HARTFORD, CT – Organized by the Liberatarian Party of Connecticut, a group of protesters, mostly in their vehicles, honked as they drove past the state Capitol Monday.
“We see clearly how our rights have been stripped away,” the group said in a Facebook post.
The group responding to President Donald Trump’s call to resist stay-at-home orders is seeking to end the “lockdown” and it wants Gov. Ned Lamont to reopen the state for business.
“We either stand up and say we have freedom to live out our lives and make safety & health choices for ourselves, or we will be forced to comply with every unconstitutional order, and leave our children in a state with no remaining rights or individual liberty,” the group wrote on its Facebook page.
Asked about the protest before it happened, Lamont said they should talk to Dr. Albert Ko and visit the emergency department at Yale New Haven Hospital and “see why we are being so careful before we just open the doors.”

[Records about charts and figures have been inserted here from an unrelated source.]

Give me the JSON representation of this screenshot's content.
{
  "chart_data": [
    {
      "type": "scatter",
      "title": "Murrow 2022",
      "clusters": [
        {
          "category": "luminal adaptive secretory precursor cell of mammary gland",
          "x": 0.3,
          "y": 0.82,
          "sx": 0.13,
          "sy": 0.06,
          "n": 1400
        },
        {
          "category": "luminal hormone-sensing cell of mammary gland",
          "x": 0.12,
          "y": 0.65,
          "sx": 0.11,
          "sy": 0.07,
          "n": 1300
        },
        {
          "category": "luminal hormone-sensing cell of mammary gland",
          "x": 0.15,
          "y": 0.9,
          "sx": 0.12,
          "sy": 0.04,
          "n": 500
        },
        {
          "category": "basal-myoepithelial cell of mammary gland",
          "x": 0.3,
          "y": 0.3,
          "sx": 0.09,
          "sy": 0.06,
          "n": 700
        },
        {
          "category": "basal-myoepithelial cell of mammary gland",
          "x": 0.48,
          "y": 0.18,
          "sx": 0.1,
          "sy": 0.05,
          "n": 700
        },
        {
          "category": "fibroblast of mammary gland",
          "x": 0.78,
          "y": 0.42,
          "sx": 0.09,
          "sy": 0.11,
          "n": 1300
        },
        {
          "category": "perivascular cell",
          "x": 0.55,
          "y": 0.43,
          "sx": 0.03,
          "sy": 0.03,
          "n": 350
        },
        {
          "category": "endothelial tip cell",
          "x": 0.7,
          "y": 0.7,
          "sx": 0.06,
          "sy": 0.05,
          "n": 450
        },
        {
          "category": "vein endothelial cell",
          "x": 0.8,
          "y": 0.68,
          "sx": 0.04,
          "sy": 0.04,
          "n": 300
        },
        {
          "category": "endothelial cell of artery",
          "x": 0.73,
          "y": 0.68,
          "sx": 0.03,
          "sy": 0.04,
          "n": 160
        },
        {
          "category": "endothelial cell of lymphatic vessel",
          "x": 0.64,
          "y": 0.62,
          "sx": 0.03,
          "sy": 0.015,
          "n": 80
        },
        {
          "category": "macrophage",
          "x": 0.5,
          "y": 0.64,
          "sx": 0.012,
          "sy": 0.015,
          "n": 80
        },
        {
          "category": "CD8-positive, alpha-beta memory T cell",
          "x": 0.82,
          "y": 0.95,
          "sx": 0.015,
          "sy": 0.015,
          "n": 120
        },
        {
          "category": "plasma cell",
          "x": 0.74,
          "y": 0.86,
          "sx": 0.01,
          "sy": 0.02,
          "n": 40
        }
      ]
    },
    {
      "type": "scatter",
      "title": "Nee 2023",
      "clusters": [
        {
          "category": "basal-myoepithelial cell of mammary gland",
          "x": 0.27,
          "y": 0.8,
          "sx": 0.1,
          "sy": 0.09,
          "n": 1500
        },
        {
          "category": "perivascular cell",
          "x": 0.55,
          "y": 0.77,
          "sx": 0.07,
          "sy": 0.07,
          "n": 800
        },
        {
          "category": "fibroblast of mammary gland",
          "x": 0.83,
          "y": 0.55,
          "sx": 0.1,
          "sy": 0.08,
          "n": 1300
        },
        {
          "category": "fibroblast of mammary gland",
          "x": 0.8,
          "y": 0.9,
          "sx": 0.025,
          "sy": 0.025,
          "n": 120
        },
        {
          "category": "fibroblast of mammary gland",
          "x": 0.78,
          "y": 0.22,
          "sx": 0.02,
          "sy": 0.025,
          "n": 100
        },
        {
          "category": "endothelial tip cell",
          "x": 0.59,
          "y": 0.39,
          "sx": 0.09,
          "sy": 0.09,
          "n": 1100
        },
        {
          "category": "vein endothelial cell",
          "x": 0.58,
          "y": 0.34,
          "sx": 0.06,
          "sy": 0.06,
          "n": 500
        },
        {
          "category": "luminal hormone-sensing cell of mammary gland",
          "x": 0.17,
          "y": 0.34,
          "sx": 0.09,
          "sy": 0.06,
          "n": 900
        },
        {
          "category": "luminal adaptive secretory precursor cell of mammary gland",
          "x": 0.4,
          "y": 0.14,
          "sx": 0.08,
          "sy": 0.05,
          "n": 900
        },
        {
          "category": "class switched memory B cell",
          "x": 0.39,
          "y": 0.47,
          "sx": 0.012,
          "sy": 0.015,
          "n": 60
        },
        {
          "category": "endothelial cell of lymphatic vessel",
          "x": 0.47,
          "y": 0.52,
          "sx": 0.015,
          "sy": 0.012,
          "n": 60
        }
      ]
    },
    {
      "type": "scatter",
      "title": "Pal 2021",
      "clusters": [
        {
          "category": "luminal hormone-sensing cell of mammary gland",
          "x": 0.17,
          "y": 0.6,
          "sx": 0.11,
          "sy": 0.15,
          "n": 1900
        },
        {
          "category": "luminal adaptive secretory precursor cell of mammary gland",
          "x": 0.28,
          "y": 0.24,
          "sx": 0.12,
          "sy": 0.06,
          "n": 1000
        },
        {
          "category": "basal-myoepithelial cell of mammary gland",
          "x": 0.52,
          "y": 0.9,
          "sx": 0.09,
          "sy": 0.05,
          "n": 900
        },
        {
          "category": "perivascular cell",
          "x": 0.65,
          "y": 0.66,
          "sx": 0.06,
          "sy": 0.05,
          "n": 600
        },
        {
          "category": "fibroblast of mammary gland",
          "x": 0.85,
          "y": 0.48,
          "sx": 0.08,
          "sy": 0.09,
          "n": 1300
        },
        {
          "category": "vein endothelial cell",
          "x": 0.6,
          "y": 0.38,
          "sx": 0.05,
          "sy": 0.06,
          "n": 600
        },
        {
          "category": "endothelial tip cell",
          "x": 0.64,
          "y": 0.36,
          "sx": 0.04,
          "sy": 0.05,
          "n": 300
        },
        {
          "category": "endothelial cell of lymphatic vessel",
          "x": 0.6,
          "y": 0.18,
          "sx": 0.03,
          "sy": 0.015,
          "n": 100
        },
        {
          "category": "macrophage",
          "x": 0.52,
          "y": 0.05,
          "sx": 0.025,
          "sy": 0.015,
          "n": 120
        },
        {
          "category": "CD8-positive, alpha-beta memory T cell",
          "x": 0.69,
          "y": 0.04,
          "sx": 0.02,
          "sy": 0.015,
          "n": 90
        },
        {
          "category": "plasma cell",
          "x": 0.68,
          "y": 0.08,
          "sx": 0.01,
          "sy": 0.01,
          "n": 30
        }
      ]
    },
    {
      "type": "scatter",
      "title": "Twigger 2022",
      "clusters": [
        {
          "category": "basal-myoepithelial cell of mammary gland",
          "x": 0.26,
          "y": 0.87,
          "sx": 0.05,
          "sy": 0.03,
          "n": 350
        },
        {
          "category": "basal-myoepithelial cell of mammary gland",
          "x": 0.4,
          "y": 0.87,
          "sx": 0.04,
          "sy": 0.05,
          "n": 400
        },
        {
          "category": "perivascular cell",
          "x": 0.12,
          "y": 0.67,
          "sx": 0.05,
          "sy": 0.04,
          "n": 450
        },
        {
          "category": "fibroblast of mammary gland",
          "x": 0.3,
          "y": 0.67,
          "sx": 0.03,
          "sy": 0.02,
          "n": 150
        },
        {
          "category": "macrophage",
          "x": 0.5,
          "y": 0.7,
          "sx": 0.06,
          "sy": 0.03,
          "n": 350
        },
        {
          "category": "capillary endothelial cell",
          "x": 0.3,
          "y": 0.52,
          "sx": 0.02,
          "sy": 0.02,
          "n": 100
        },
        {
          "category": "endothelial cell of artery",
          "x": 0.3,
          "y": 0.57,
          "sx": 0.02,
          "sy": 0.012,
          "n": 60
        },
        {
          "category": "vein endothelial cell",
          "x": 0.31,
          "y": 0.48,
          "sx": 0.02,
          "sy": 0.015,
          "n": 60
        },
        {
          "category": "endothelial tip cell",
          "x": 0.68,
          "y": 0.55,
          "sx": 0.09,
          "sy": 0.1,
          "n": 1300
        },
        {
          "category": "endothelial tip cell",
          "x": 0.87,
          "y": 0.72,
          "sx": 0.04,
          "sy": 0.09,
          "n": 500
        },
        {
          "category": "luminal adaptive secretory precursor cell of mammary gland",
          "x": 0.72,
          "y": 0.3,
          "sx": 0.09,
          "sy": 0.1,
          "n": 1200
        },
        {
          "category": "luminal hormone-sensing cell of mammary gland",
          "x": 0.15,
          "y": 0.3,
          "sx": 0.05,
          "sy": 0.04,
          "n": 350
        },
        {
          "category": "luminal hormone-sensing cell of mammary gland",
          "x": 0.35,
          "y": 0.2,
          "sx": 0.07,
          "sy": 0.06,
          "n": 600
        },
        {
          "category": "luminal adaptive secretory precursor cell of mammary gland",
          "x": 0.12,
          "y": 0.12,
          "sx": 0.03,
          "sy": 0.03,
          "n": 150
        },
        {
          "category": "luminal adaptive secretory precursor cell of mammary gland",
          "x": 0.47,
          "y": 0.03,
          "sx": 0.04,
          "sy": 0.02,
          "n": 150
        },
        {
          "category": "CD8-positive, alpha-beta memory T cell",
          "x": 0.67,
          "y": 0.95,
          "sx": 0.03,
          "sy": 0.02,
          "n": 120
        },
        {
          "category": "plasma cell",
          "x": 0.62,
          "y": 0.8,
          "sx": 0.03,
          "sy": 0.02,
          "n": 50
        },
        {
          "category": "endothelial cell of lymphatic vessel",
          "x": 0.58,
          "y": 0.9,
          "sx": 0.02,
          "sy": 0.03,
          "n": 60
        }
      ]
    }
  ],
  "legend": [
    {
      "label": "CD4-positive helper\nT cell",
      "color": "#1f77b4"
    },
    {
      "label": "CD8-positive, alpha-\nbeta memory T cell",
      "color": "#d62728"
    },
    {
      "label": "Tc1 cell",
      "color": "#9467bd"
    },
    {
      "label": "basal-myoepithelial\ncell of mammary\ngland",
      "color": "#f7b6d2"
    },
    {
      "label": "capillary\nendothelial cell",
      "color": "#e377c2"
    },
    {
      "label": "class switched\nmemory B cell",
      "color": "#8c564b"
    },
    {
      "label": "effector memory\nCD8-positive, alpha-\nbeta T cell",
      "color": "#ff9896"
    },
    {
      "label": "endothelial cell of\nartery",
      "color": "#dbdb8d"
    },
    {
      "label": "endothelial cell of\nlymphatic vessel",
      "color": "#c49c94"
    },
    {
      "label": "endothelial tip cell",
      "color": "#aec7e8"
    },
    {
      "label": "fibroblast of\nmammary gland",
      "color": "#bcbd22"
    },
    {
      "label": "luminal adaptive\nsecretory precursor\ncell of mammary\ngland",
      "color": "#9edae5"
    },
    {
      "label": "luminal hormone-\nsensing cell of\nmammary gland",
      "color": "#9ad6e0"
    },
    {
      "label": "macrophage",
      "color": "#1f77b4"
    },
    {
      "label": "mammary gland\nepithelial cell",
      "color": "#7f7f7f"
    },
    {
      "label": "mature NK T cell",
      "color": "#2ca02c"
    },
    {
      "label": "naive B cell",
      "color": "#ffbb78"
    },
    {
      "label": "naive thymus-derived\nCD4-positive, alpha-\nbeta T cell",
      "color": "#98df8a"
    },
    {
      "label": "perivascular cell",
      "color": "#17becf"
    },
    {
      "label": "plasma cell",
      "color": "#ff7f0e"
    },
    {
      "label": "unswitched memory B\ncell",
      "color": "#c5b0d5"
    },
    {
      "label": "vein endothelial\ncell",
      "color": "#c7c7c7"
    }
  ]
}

Organizers of the protest began honking their horns around 5 p.m. as Lamont was ending his press briefing, which is taped at the state Capitol. The horns were audible in the last two minutes of the press conference. They lasted past 6 p.m. before the caravan rolled across town to pass in front of the governor’s mansion. Some counter-protestors were noted within the rolling group.
During the press conference, Lamont reported that hospitalizations for COVID-19, which had dropped over the weekend, were back up again to 1,919. However, that’s still below the 1,946 reported on April 17.
There are 19,815 people who have tested positive for COVID-19 and there have been 1,331 associated deaths in the state.
“This is no time to take our eye off the ball,” Lamont said.
Lamont has closed non-essential businesses and schools until at least May 20.
Lamont said the White House Task Force led by VIce President Michael Pence has recommended that illnesses decrease for at least 14 days and cases and hospitalizations decrease for another 14 days before the state could consider reopening. That’s a total of 28 days of downward trends.
“We’re going to have a much better sense of infections, immunizations, fevers, precursors to what may happening out there so we’ll be much better informed over the next few weeks,” Lamont said.
Lamont announced a partnership Monday with “How We Feel” a new application developed by Zeng Zhang that allows anyone to track and report their COVID-19 symptoms.
Aggregate data from the app is then shared with select scientists, doctors and public health professionals who are actively working to stop the spread of COVID-19. The app doesn’t ask you to sign in or share your name, phone number or email address.